Test construction strategies

From Wikipedia, the free encyclopedia

Test construction strategies are the various ways that items in a psychological measure are created and decided upon. They are most often associated with personality tests but can also be applied to other psychological constructs such as mood or psychopathology. There are three commonly used general strategies: inductive, deductive, and empirical.[1] Scales created today will often incorporate elements of all three methods.

Inductive[edit]

Also known as itemetric or internal consistency methods, the inductive method begins by constructing a wide variety of items with little or no relation to an established theory or previous measure. The group of items is then answered by a large number of participants and analyzed using various statistical methods, such as exploratory factor analysis or principal component analysis. These methods allow researchers to analyze natural relationships among the questions and then label components of the scale based on how the questions group together.
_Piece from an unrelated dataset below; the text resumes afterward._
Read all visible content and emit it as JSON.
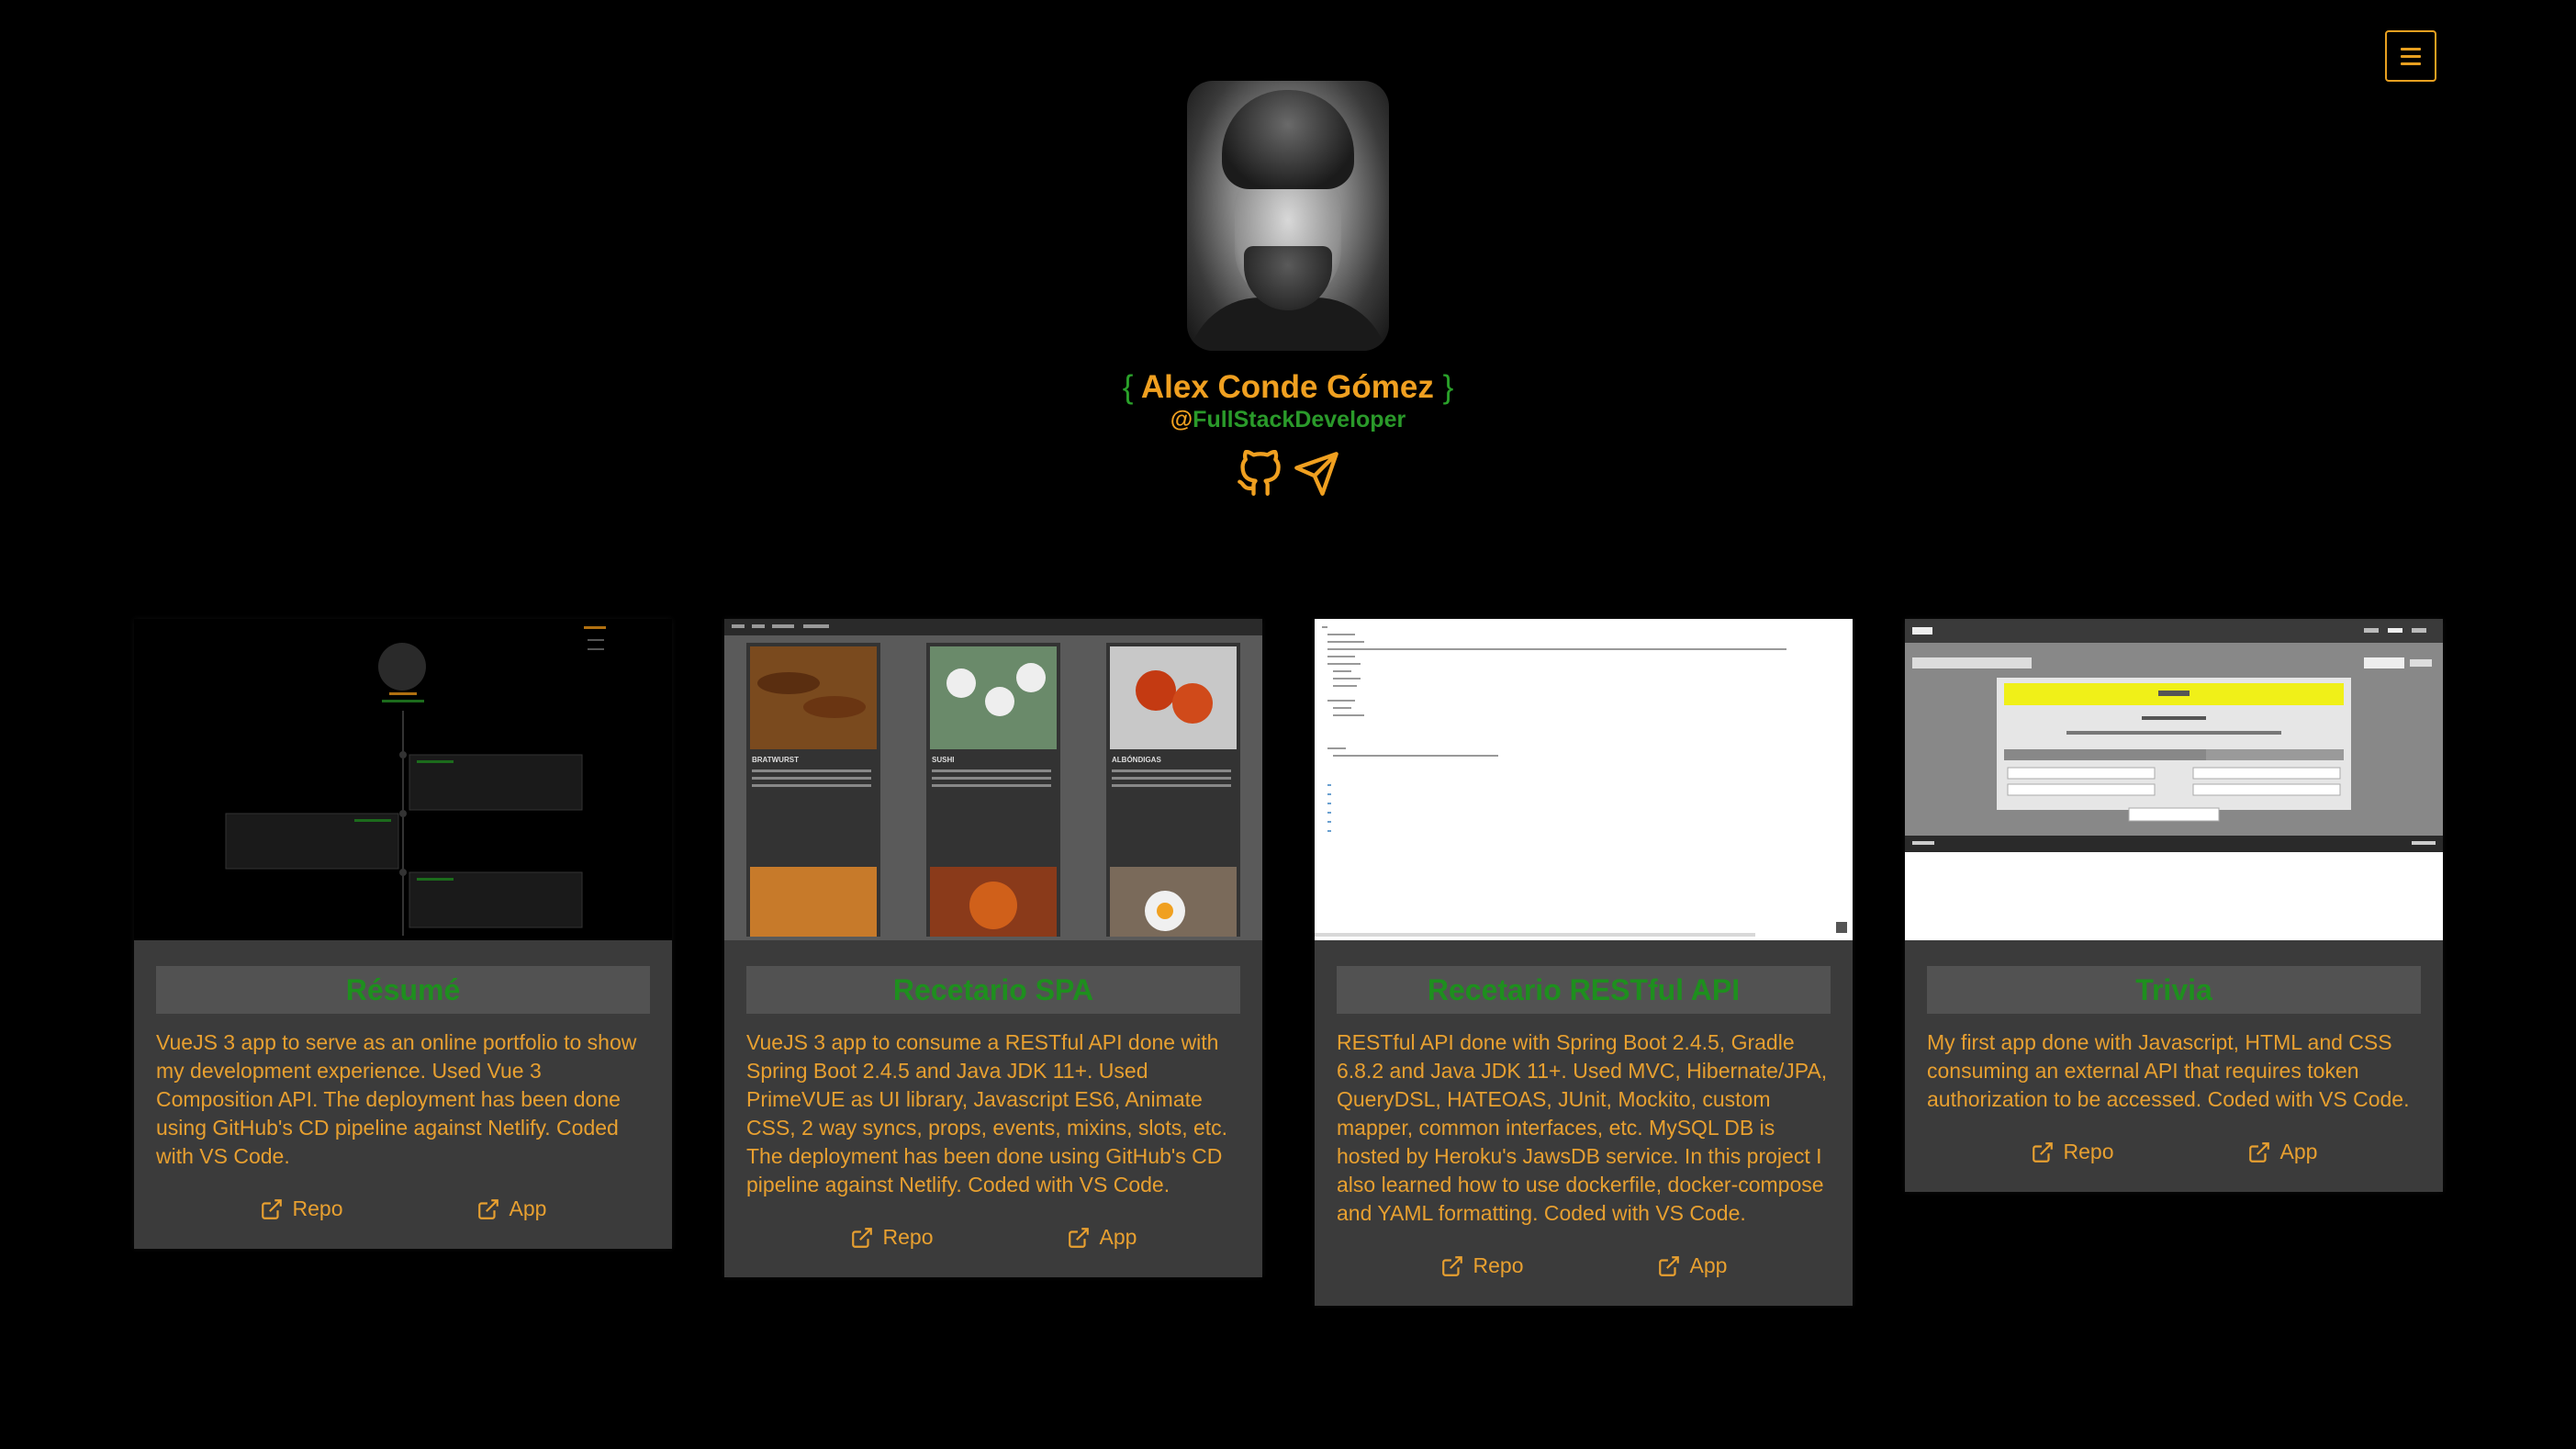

The Five Factor Model of personality was developed using this method.[2]

Advantages of this method include the opportunity to discover previously unidentified or unexpected relationships between items or constructs. It also may allow for the development of subtle items that prevent test takers from knowing what is being measured and may represent the actual structure of a construct better than a pre-developed theory.[3] Criticisms include a vulnerability to finding item relationships that do not apply to a broader population, difficulty identifying what may be measured in each component because of confusing item relationships, or constructs that were not fully addressed by the originally created questions.[4]

Deductive[edit]

Also known as rational, intuitive, or deductive method, it begins by developing a theory for the construct of interest. This may include the use of a previously established theory. After this, items are created that are believed to measure each facet of the construct of interest. After item creation, initial items are selected or eliminated based upon which will result in the strongest internal validity for each scale.
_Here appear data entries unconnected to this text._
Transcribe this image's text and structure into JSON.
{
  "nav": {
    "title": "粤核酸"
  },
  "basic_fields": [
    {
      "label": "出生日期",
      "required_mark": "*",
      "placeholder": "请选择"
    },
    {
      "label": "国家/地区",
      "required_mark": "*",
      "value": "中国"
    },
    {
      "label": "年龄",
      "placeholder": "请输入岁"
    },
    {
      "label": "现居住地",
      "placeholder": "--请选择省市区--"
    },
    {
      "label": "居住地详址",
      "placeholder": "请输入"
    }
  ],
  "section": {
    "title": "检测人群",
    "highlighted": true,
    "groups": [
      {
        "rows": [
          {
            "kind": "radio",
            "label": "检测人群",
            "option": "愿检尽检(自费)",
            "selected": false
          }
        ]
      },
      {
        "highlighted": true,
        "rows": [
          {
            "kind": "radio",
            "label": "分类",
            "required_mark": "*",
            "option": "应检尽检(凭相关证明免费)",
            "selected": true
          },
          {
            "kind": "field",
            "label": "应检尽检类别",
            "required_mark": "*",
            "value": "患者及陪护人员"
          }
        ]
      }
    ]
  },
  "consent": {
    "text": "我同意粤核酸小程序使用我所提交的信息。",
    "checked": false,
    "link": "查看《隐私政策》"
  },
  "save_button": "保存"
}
Advantages of this method include clearly defined and face valid questions for each measure. Measures are also more likely to apply across populations. Additionally, it requires less statistical methodology for initial development, and will often outperform other methods while requiring fewer items.[5] However, the construct of interest must be well understood to create a thorough measure, and it may be difficult to prevent or determine if individuals are faking on the measure.

Empirical[edit]

Also known as external or criterion group method, empirical test construction attempts to create a measure that differentiates between different established groups. For example, this may include depressed and non-depressed individuals, or individuals high or low in levels of aggression. The goal of item creation is to find items that will be answered differently by the groups of interest. Items are traditionally constructed without expectation for how they will be answered by each group.[6] The Minnesota Multiphasic Personality Inventory was initially developed using this method.[7]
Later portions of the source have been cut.